Tips & Tricks
Using an application fluid can aid the application of a vinyl films that have an aggressive adhesive system. The application fluid helps float the graphic onto the surface, to prevent pre-adhesion (the vinyl sticking before you want it to). Application fluid also allows an installer to easily reposition the graphics without distortion. Here are some things that you should not do with application fluid.
- Don’t use application fluid, if you can install the graphics dry.
- Don’t use too much application fluid. The rule of thumb is to use the least amount to accomplish the task. If the application tape gets too wet the adhesive can delaminate from the tape. Cleaning this residual adhesive can be annoying and time-consuming.
- Don’t use application fluid to apply vinyl to surfaces with rivets. Application fluid collects underneath rivet heads, creating a residue that later seeps out. This causes vinyl to tent and eventually crack. Fluid under trailer-panel seams can also cause edge lifting.

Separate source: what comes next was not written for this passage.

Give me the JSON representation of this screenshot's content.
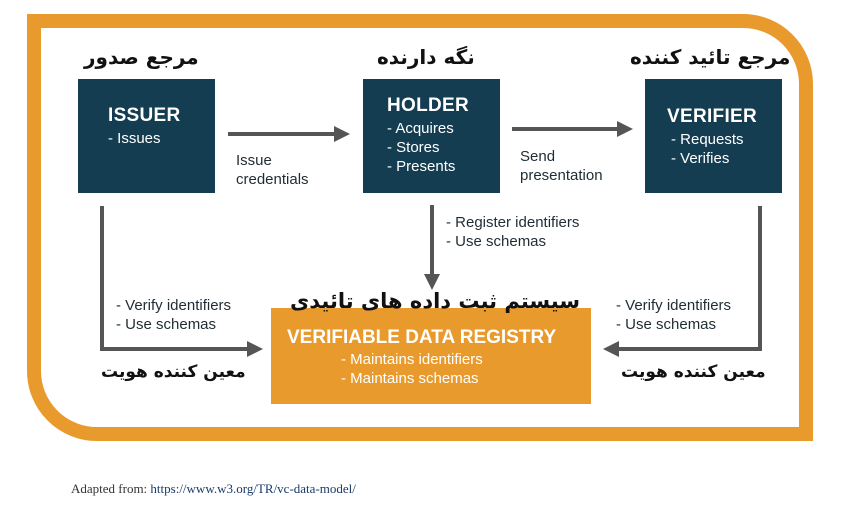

- Don’t use application fluid to install graphics with a metallization layer, such as reflective sheeting or Vinylefx® films. The application fluid can cause delamination of the face-stock's adhesive and accelerate galvanic corrosion.

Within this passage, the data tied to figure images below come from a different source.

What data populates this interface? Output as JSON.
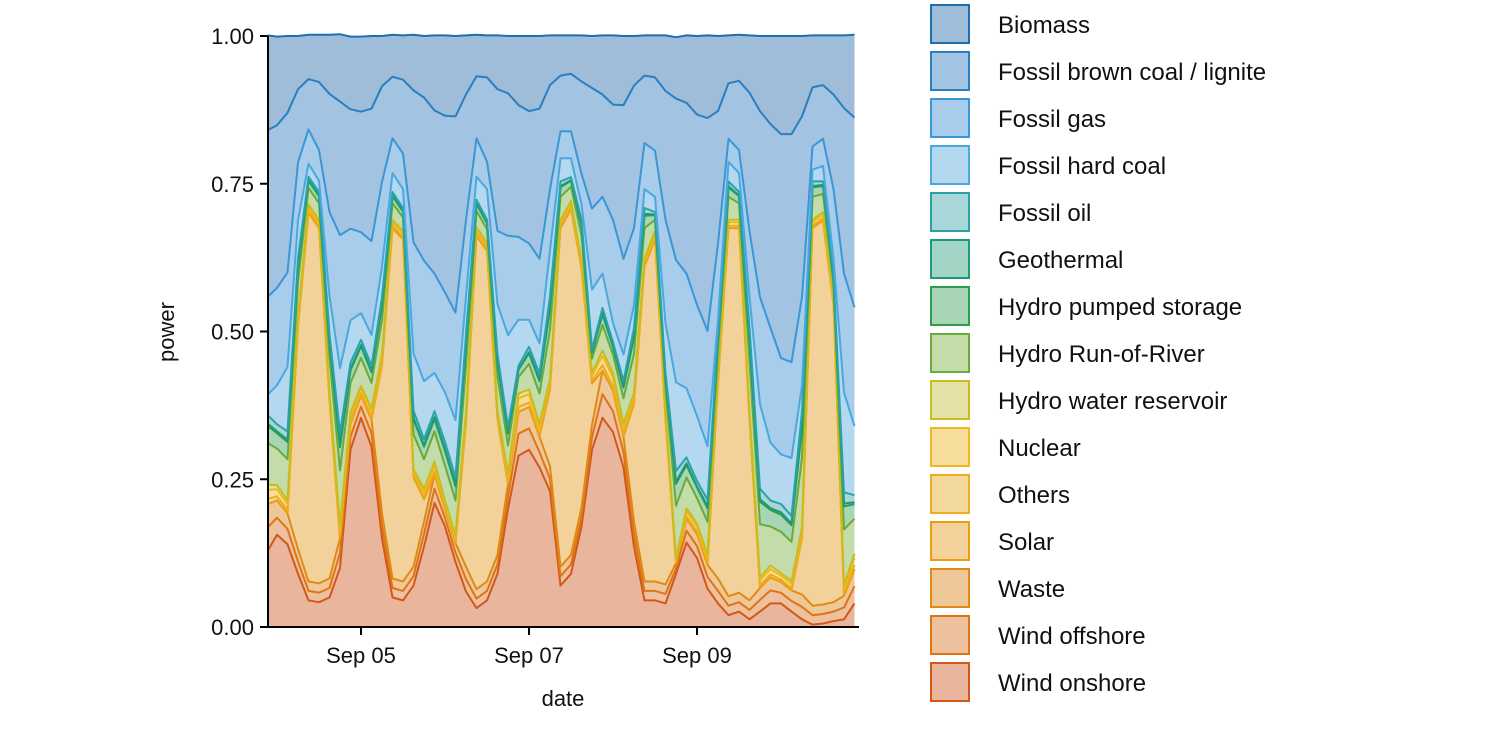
{
  "chart_data": {
    "type": "area",
    "stacked": true,
    "xlabel": "date",
    "ylabel": "power",
    "ylim": [
      0,
      1
    ],
    "yticks": [
      "0.00",
      "0.25",
      "0.50",
      "0.75",
      "1.00"
    ],
    "xticks": [
      {
        "label": "Sep 05",
        "date": "09-05T00:00"
      },
      {
        "label": "Sep 07",
        "date": "09-07T00:00"
      },
      {
        "label": "Sep 09",
        "date": "09-09T00:00"
      }
    ],
    "grid": false,
    "legend_position": "right",
    "x": [
      "09-03T21:00",
      "09-04T00:00",
      "09-04T03:00",
      "09-04T06:00",
      "09-04T09:00",
      "09-04T12:00",
      "09-04T15:00",
      "09-04T18:00",
      "09-04T21:00",
      "09-05T00:00",
      "09-05T03:00",
      "09-05T06:00",
      "09-05T09:00",
      "09-05T12:00",
      "09-05T15:00",
      "09-05T18:00",
      "09-05T21:00",
      "09-06T00:00",
      "09-06T03:00",
      "09-06T06:00",
      "09-06T09:00",
      "09-06T12:00",
      "09-06T15:00",
      "09-06T18:00",
      "09-06T21:00",
      "09-07T00:00",
      "09-07T03:00",
      "09-07T06:00",
      "09-07T09:00",
      "09-07T12:00",
      "09-07T15:00",
      "09-07T18:00",
      "09-07T21:00",
      "09-08T00:00",
      "09-08T03:00",
      "09-08T06:00",
      "09-08T09:00",
      "09-08T12:00",
      "09-08T15:00",
      "09-08T18:00",
      "09-08T21:00",
      "09-09T00:00",
      "09-09T03:00",
      "09-09T06:00",
      "09-09T09:00",
      "09-09T12:00",
      "09-09T15:00",
      "09-09T18:00",
      "09-09T21:00",
      "09-10T00:00",
      "09-10T03:00",
      "09-10T06:00",
      "09-10T09:00",
      "09-10T12:00",
      "09-10T15:00",
      "09-10T18:00",
      "09-10T21:00"
    ],
    "series": [
      {
        "name": "Biomass",
        "fill": "#9fbcd8",
        "line": "#1f6fb0",
        "values": [
          0.16,
          0.15,
          0.13,
          0.09,
          0.075,
          0.08,
          0.1,
          0.114,
          0.123,
          0.127,
          0.123,
          0.085,
          0.071,
          0.075,
          0.094,
          0.104,
          0.127,
          0.136,
          0.136,
          0.1,
          0.07,
          0.071,
          0.091,
          0.097,
          0.117,
          0.127,
          0.123,
          0.084,
          0.068,
          0.065,
          0.078,
          0.088,
          0.1,
          0.117,
          0.117,
          0.084,
          0.068,
          0.071,
          0.094,
          0.104,
          0.114,
          0.133,
          0.14,
          0.127,
          0.081,
          0.078,
          0.097,
          0.127,
          0.149,
          0.166,
          0.166,
          0.136,
          0.088,
          0.084,
          0.1,
          0.123,
          0.14
        ]
      },
      {
        "name": "Fossil brown coal / lignite",
        "fill": "#a2c4e2",
        "line": "#2a7fc0",
        "values": [
          0.282,
          0.275,
          0.27,
          0.124,
          0.085,
          0.115,
          0.2,
          0.226,
          0.202,
          0.204,
          0.224,
          0.162,
          0.104,
          0.125,
          0.257,
          0.276,
          0.276,
          0.299,
          0.332,
          0.212,
          0.105,
          0.143,
          0.24,
          0.241,
          0.223,
          0.224,
          0.254,
          0.176,
          0.094,
          0.097,
          0.156,
          0.204,
          0.173,
          0.195,
          0.26,
          0.241,
          0.114,
          0.124,
          0.218,
          0.273,
          0.289,
          0.322,
          0.36,
          0.224,
          0.094,
          0.117,
          0.234,
          0.315,
          0.345,
          0.379,
          0.386,
          0.306,
          0.1,
          0.091,
          0.16,
          0.28,
          0.321
        ]
      },
      {
        "name": "Fossil gas",
        "fill": "#a8cdea",
        "line": "#3a96d6",
        "values": [
          0.165,
          0.165,
          0.16,
          0.098,
          0.058,
          0.052,
          0.142,
          0.225,
          0.155,
          0.137,
          0.159,
          0.143,
          0.059,
          0.06,
          0.188,
          0.204,
          0.168,
          0.169,
          0.182,
          0.13,
          0.065,
          0.046,
          0.124,
          0.168,
          0.14,
          0.129,
          0.143,
          0.104,
          0.046,
          0.046,
          0.052,
          0.137,
          0.13,
          0.175,
          0.162,
          0.13,
          0.078,
          0.078,
          0.175,
          0.207,
          0.194,
          0.188,
          0.195,
          0.129,
          0.039,
          0.039,
          0.111,
          0.181,
          0.194,
          0.163,
          0.162,
          0.149,
          0.039,
          0.046,
          0.117,
          0.201,
          0.201
        ]
      },
      {
        "name": "Fossil hard coal",
        "fill": "#b3d8ef",
        "line": "#4aa8df",
        "values": [
          0.036,
          0.066,
          0.109,
          0.065,
          0.022,
          0.019,
          0.064,
          0.11,
          0.072,
          0.045,
          0.052,
          0.052,
          0.032,
          0.032,
          0.097,
          0.098,
          0.065,
          0.084,
          0.097,
          0.064,
          0.039,
          0.052,
          0.084,
          0.156,
          0.078,
          0.046,
          0.051,
          0.078,
          0.039,
          0.032,
          0.026,
          0.101,
          0.058,
          0.032,
          0.045,
          0.039,
          0.032,
          0.026,
          0.084,
          0.15,
          0.117,
          0.11,
          0.091,
          0.026,
          0.033,
          0.032,
          0.052,
          0.143,
          0.098,
          0.084,
          0.098,
          0.045,
          0.02,
          0.026,
          0.032,
          0.169,
          0.117
        ]
      },
      {
        "name": "Fossil oil",
        "fill": "#a8d6d9",
        "line": "#2aa3a8",
        "values": [
          0.014,
          0.012,
          0.014,
          0.012,
          0.006,
          0.006,
          0.012,
          0.019,
          0.01,
          0.009,
          0.009,
          0.012,
          0.006,
          0.005,
          0.012,
          0.01,
          0.01,
          0.012,
          0.012,
          0.016,
          0.006,
          0.005,
          0.012,
          0.009,
          0.006,
          0.009,
          0.01,
          0.017,
          0.008,
          0.005,
          0.008,
          0.005,
          0.009,
          0.006,
          0.009,
          0.013,
          0.01,
          0.004,
          0.008,
          0.018,
          0.01,
          0.009,
          0.011,
          0.008,
          0.008,
          0.006,
          0.017,
          0.018,
          0.013,
          0.014,
          0.013,
          0.023,
          0.008,
          0.006,
          0.004,
          0.019,
          0.012
        ]
      },
      {
        "name": "Geothermal",
        "fill": "#a3d5c6",
        "line": "#1f9a78",
        "values": [
          0.004,
          0.003,
          0.004,
          0.003,
          0.001,
          0.001,
          0.003,
          0.005,
          0.003,
          0.002,
          0.002,
          0.003,
          0.001,
          0.001,
          0.003,
          0.003,
          0.003,
          0.003,
          0.003,
          0.004,
          0.001,
          0.001,
          0.003,
          0.002,
          0.001,
          0.002,
          0.003,
          0.004,
          0.002,
          0.001,
          0.002,
          0.001,
          0.002,
          0.002,
          0.002,
          0.003,
          0.003,
          0.001,
          0.002,
          0.004,
          0.003,
          0.002,
          0.003,
          0.002,
          0.002,
          0.001,
          0.004,
          0.004,
          0.003,
          0.004,
          0.003,
          0.006,
          0.002,
          0.002,
          0.001,
          0.005,
          0.003
        ]
      },
      {
        "name": "Hydro pumped storage",
        "fill": "#a8d6b5",
        "line": "#2e9e4c",
        "values": [
          0.029,
          0.026,
          0.029,
          0.024,
          0.012,
          0.012,
          0.025,
          0.039,
          0.021,
          0.02,
          0.018,
          0.024,
          0.012,
          0.01,
          0.025,
          0.021,
          0.021,
          0.025,
          0.024,
          0.033,
          0.012,
          0.01,
          0.024,
          0.02,
          0.012,
          0.018,
          0.021,
          0.035,
          0.016,
          0.01,
          0.017,
          0.01,
          0.018,
          0.013,
          0.018,
          0.028,
          0.021,
          0.008,
          0.016,
          0.037,
          0.021,
          0.018,
          0.023,
          0.016,
          0.016,
          0.012,
          0.036,
          0.038,
          0.028,
          0.029,
          0.028,
          0.049,
          0.016,
          0.013,
          0.008,
          0.039,
          0.025
        ]
      },
      {
        "name": "Hydro Run-of-River",
        "fill": "#c4dcaa",
        "line": "#6aaa3a",
        "values": [
          0.07,
          0.062,
          0.07,
          0.058,
          0.028,
          0.028,
          0.059,
          0.093,
          0.05,
          0.047,
          0.043,
          0.058,
          0.028,
          0.023,
          0.059,
          0.05,
          0.051,
          0.059,
          0.058,
          0.078,
          0.028,
          0.023,
          0.058,
          0.047,
          0.028,
          0.043,
          0.051,
          0.083,
          0.039,
          0.024,
          0.041,
          0.024,
          0.043,
          0.031,
          0.043,
          0.066,
          0.051,
          0.019,
          0.039,
          0.089,
          0.052,
          0.043,
          0.055,
          0.038,
          0.039,
          0.028,
          0.085,
          0.09,
          0.066,
          0.07,
          0.066,
          0.117,
          0.039,
          0.031,
          0.02,
          0.094,
          0.059
        ]
      },
      {
        "name": "Hydro water reservoir",
        "fill": "#e4e2a6",
        "line": "#c8bc20",
        "values": [
          0.009,
          0.007,
          0.006,
          0.005,
          0.004,
          0.004,
          0.004,
          0.006,
          0.005,
          0.004,
          0.005,
          0.005,
          0.004,
          0.004,
          0.004,
          0.005,
          0.006,
          0.004,
          0.004,
          0.005,
          0.004,
          0.004,
          0.004,
          0.005,
          0.008,
          0.008,
          0.006,
          0.005,
          0.004,
          0.004,
          0.004,
          0.005,
          0.009,
          0.008,
          0.006,
          0.005,
          0.004,
          0.004,
          0.004,
          0.002,
          0.005,
          0.005,
          0.005,
          0.005,
          0.004,
          0.004,
          0.004,
          0.005,
          0.006,
          0.004,
          0.005,
          0.005,
          0.004,
          0.004,
          0.004,
          0.005,
          0.007
        ]
      },
      {
        "name": "Nuclear",
        "fill": "#f6de9a",
        "line": "#f0b820",
        "values": [
          0.015,
          0.012,
          0.01,
          0.008,
          0.006,
          0.006,
          0.006,
          0.01,
          0.009,
          0.008,
          0.009,
          0.008,
          0.006,
          0.006,
          0.006,
          0.008,
          0.01,
          0.006,
          0.006,
          0.008,
          0.006,
          0.006,
          0.006,
          0.008,
          0.015,
          0.014,
          0.01,
          0.008,
          0.006,
          0.006,
          0.006,
          0.008,
          0.016,
          0.014,
          0.01,
          0.008,
          0.006,
          0.006,
          0.006,
          0.004,
          0.008,
          0.008,
          0.008,
          0.008,
          0.006,
          0.006,
          0.006,
          0.008,
          0.009,
          0.007,
          0.007,
          0.008,
          0.006,
          0.006,
          0.006,
          0.008,
          0.012
        ]
      },
      {
        "name": "Others",
        "fill": "#f3d89c",
        "line": "#eeac1e",
        "values": [
          0.009,
          0.007,
          0.006,
          0.005,
          0.004,
          0.004,
          0.004,
          0.006,
          0.005,
          0.004,
          0.005,
          0.005,
          0.004,
          0.004,
          0.004,
          0.005,
          0.006,
          0.004,
          0.004,
          0.005,
          0.004,
          0.004,
          0.004,
          0.005,
          0.008,
          0.008,
          0.006,
          0.005,
          0.004,
          0.004,
          0.004,
          0.005,
          0.009,
          0.008,
          0.006,
          0.005,
          0.004,
          0.004,
          0.004,
          0.002,
          0.005,
          0.005,
          0.005,
          0.005,
          0.004,
          0.004,
          0.004,
          0.005,
          0.005,
          0.004,
          0.004,
          0.005,
          0.004,
          0.004,
          0.004,
          0.005,
          0.007
        ]
      },
      {
        "name": "Solar",
        "fill": "#f2d29a",
        "line": "#e8a010",
        "values": [
          0,
          0,
          0,
          0.376,
          0.624,
          0.601,
          0.301,
          0,
          0,
          0,
          0,
          0.251,
          0.593,
          0.579,
          0.151,
          0.038,
          0,
          0,
          0,
          0.244,
          0.598,
          0.559,
          0.229,
          0,
          0,
          0,
          0,
          0.13,
          0.573,
          0.585,
          0.405,
          0.07,
          0,
          0,
          0,
          0.2,
          0.533,
          0.579,
          0.279,
          0,
          0,
          0,
          0,
          0.33,
          0.623,
          0.617,
          0.306,
          0,
          0,
          0,
          0,
          0.096,
          0.639,
          0.65,
          0.503,
          0,
          0
        ]
      },
      {
        "name": "Waste",
        "fill": "#efc89a",
        "line": "#e08a16",
        "values": [
          0.039,
          0.029,
          0.026,
          0.021,
          0.016,
          0.016,
          0.016,
          0.025,
          0.022,
          0.019,
          0.023,
          0.021,
          0.016,
          0.016,
          0.016,
          0.021,
          0.024,
          0.015,
          0.016,
          0.021,
          0.016,
          0.016,
          0.016,
          0.021,
          0.037,
          0.036,
          0.026,
          0.021,
          0.016,
          0.016,
          0.016,
          0.021,
          0.04,
          0.035,
          0.026,
          0.021,
          0.016,
          0.016,
          0.016,
          0.009,
          0.02,
          0.02,
          0.02,
          0.021,
          0.016,
          0.016,
          0.016,
          0.02,
          0.022,
          0.018,
          0.018,
          0.021,
          0.016,
          0.016,
          0.016,
          0.02,
          0.029
        ]
      },
      {
        "name": "Wind offshore",
        "fill": "#eec19e",
        "line": "#de7418",
        "values": [
          0.039,
          0.029,
          0.026,
          0.021,
          0.016,
          0.016,
          0.016,
          0.025,
          0.022,
          0.019,
          0.023,
          0.021,
          0.016,
          0.016,
          0.016,
          0.021,
          0.024,
          0.015,
          0.016,
          0.021,
          0.016,
          0.016,
          0.016,
          0.021,
          0.037,
          0.036,
          0.026,
          0.021,
          0.016,
          0.016,
          0.016,
          0.021,
          0.04,
          0.035,
          0.026,
          0.021,
          0.016,
          0.016,
          0.016,
          0.009,
          0.02,
          0.02,
          0.02,
          0.021,
          0.016,
          0.016,
          0.016,
          0.02,
          0.022,
          0.018,
          0.018,
          0.021,
          0.016,
          0.016,
          0.016,
          0.02,
          0.029
        ]
      },
      {
        "name": "Wind onshore",
        "fill": "#e9b59d",
        "line": "#d2581a",
        "values": [
          0.13,
          0.156,
          0.14,
          0.09,
          0.045,
          0.042,
          0.05,
          0.1,
          0.3,
          0.354,
          0.305,
          0.15,
          0.05,
          0.045,
          0.07,
          0.136,
          0.21,
          0.17,
          0.11,
          0.06,
          0.032,
          0.045,
          0.09,
          0.2,
          0.29,
          0.3,
          0.27,
          0.23,
          0.07,
          0.09,
          0.17,
          0.3,
          0.354,
          0.33,
          0.27,
          0.136,
          0.045,
          0.045,
          0.04,
          0.09,
          0.143,
          0.117,
          0.065,
          0.04,
          0.02,
          0.026,
          0.013,
          0.026,
          0.04,
          0.04,
          0.026,
          0.013,
          0.004,
          0.006,
          0.01,
          0.013,
          0.04
        ]
      }
    ]
  }
}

- Don’t dilute a commercial application fluid with water. If you dilute your application fluid, you'll dilute the adhesion-promoting characteristics.

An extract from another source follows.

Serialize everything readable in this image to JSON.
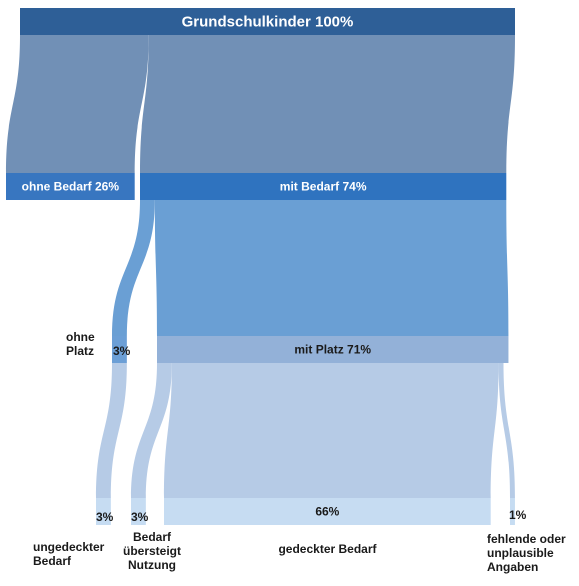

- Don’t use glass cleaner as an application fluid. Some glass cleaners contain silicone, ammonia and other additives that can impair adhesion (Windex isn't even recommended for preparing the application surface).
- Don't waste your time trying to duplicate a commercial application fluid. Commercial application fluids are worth the investment because the formulations' quality and consistency yield consistent results. Some popular products on the market today include Rapid Tac, Rapid Tac II, Splash, Actiontac, Window Juice, Quick Stick and Position Perfect. Dishwashing liquid and similar soaps contain additives such as surfactants, emulsifiers, moisturizers and perfumes, all of which are detrimental to an adhesive. Surfactants, for example, help cleaners break dirt's bond with the substrate. They have the same effect on adhesives, causing bonding failure and edge lifting.
- Do not perform a wet application when using an air-egress vinyl. These repositionable vinyl films have micro tunnels embossed in their adhesives. These tunnels will trap application fluid that will most likely result in adhesion failure. Air-egress vinyls are easy to reposition. There no reason to use an application fluid when installing these films.